En cuanto a los beneficios indirectos, la NASA estima que más de 1.000 productos que surgieron en la tecnología espacial, los empleamos a diario en nuestra vida cotidiana. Tal es el caso del código de barras, indispensable en el comercio; del teflón que recubre sartenes y cacerolas y hace más sencillo cocinar; de los cierres de velcro que sustituyen a cordones, corchetes y botones en la ropa; de los populares aparatos de microondas de nuestras cocinas… estos productos abarcan un amplio abanico de campos. Desde equipos médicos de hospital a nuevos tejidos para trajes de bomberos, pasando por marcapasos, pinturas anticorrosión, pañales, detectores de humo…

Por si todo esto fuera poco, se calcula en más de 30.000 las aplicaciones que dependen de tecnologías espaciales. Realmente sin todas las tecnologías derivadas de los desarrollos espaciales, nuestra sociedad sería muy diferente a la que conocemos en la actualidad. Y todo esto bien lo saben los gobiernos, que consideran a la industria espacial como uno de los más importantes motores del avance tecnológico de un país, dado que los descubrimientos y nuevos desarrollos en este campo se extienden con gran rapidez por todo el tejido industrial y contribuyen a fabricar productos tecnológicamente más avanzados y en definitiva al progreso económico de todo la sociedad. Esto es lo que llevó en su día a una serie de naciones europeas, entre las que se encuentra España, a crear la Agencia Espacial Europea (ESA, por su siglas en inglés), con el objetivo de coordinar sus esfuerzos en este campo y aprovechar las sinergias que ofrece la cooperación en tecnologías avanzadas.

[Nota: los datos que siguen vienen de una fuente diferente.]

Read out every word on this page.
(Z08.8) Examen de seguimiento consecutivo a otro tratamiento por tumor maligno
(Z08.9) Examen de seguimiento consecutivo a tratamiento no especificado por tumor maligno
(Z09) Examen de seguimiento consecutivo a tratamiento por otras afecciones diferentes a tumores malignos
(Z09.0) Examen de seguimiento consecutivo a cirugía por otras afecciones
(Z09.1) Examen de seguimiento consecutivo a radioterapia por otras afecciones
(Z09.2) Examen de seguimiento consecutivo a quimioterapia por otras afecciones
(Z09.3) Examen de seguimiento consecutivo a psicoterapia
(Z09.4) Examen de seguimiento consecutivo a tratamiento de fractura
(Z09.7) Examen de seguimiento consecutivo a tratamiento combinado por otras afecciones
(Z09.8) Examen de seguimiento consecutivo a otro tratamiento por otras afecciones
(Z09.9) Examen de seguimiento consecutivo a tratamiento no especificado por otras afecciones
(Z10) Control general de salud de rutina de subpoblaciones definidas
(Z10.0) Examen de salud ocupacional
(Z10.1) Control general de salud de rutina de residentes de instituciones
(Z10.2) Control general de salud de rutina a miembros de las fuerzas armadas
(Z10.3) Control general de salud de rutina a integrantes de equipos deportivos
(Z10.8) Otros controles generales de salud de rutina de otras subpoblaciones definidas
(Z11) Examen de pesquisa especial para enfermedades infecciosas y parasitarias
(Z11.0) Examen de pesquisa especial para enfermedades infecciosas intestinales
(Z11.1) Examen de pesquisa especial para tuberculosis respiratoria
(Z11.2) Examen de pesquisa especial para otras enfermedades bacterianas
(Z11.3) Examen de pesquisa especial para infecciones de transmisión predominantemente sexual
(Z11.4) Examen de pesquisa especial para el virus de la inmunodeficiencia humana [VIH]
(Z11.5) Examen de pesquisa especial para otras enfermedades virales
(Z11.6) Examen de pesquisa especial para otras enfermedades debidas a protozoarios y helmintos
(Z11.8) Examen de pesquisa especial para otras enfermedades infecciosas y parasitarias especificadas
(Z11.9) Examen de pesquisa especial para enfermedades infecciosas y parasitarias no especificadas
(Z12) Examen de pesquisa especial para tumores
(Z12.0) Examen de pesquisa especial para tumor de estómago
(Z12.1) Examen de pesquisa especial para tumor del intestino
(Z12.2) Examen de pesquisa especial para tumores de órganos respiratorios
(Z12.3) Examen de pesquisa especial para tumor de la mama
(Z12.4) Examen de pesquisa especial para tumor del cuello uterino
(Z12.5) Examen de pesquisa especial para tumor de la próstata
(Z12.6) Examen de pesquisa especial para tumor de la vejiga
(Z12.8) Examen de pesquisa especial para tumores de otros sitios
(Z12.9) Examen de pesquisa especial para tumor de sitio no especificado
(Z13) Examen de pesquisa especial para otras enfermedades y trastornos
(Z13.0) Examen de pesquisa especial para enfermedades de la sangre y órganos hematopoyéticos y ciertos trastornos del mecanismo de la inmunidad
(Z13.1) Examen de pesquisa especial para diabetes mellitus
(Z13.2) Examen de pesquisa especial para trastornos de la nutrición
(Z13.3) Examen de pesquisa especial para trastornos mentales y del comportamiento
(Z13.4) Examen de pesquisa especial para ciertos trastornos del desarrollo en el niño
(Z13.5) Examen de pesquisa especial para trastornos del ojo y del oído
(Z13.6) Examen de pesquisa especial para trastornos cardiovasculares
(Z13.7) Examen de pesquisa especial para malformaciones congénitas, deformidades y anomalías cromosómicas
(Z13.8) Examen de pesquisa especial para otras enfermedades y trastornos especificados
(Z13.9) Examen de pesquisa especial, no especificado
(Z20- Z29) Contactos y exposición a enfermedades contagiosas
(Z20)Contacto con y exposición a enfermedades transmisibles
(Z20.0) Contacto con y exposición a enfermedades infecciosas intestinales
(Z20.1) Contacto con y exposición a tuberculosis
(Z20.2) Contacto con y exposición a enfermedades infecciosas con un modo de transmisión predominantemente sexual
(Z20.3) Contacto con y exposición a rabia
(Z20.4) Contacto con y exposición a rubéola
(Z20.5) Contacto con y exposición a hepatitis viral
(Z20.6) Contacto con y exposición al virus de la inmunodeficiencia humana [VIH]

Algo que, posiblemente, llevemos en los genes

La segunda de las razones que me hacen ser optimista con el futuro de la exploración espacial no tiene nada que ver con las nuevas tecnologías, sino con los sentimientos más antiguos del ser humano: la sed por explorar.

Desde los albores de la civilización, los hombres se han preguntado qué había detrás de las montañas que rodeaban el valle donde vivían. Y esa curiosidad les llevó a traspasar esas fronteras físicas y “ver” lo que había allí, incluso a riesgo de su propia vida. Gracias a esa disposición (que a veces para algunas personas se convierte en una necesidad vital), nos fuimos extendiendo por todo el planeta, atravesando ríos, desiertos y las grandes masas oceánicas. Subiendo a los picos más inaccesibles, internándonos en las selvas más impenetrables y avanzando hasta el corazón mismo de las zonas heladas. Ni el hambre, ni la sed, ni los peligros, ni el frío o el calor han sido obstáculos para ese ansia de conocer del ser humano. El resultado es que nos hemos extendido por todo el planeta, incluso hemos conquistado el aire y nos hemos sumergido en la profundidad de los mares. Sólo nos queda una cosa: el espacio.

Quién de nosotros, en una noche serena y despejada, no ha sentido la atracción del firmamento estrellado. Quién no ha notado que su mirada vagaba de una parte del cielo a otra, buscando algo a lo que no hemos sabido poner en palabras. Quién al mirar esa negra cúpula salpicada de titilantes luces no ha querido poder viajar, penetrando esa oscuridad. Quién no ha podido evitar el preguntarse si estamos solos, o incluso quienes somos o adónde vamos.

Desde los albores de los tiempos el ser humano, al elevar la mirada al cielo en la noche, no ha podido ni evitar hacerse esas preguntas, ni volar con la imaginación hacía esos mundos distantes que nos atraen poderosamente. Conseguimos llegar a poner el pie en la Luna, pero eso no colmó nuestra ansia por explorar, nuestra sed de aventuras. Queremos avanzar un poco más, dar el salto a los planetas más próximos, sobrevolar todo nuestro Sistema Solar y, por qué no,  seguir explorando hasta saltar al infinito.

Por eso estoy firmemente convencido que la exploración espacial no puede detenerse. Llevamos grabados en nuestros genes el espíritu de curiosidad -que es el auténtico motor de la ciencia- y el ansia por explorar. Y nada ni nadie podrán evitar que se siga manifestando en las generaciones futuras, al igual que lo han estado haciendo en todas las  pasadas. Ojalá que no se rompa esta cadena de avance inmemorial, de búsqueda incesante, de exploración sin límites, ni por tu eslabón ni por el mío.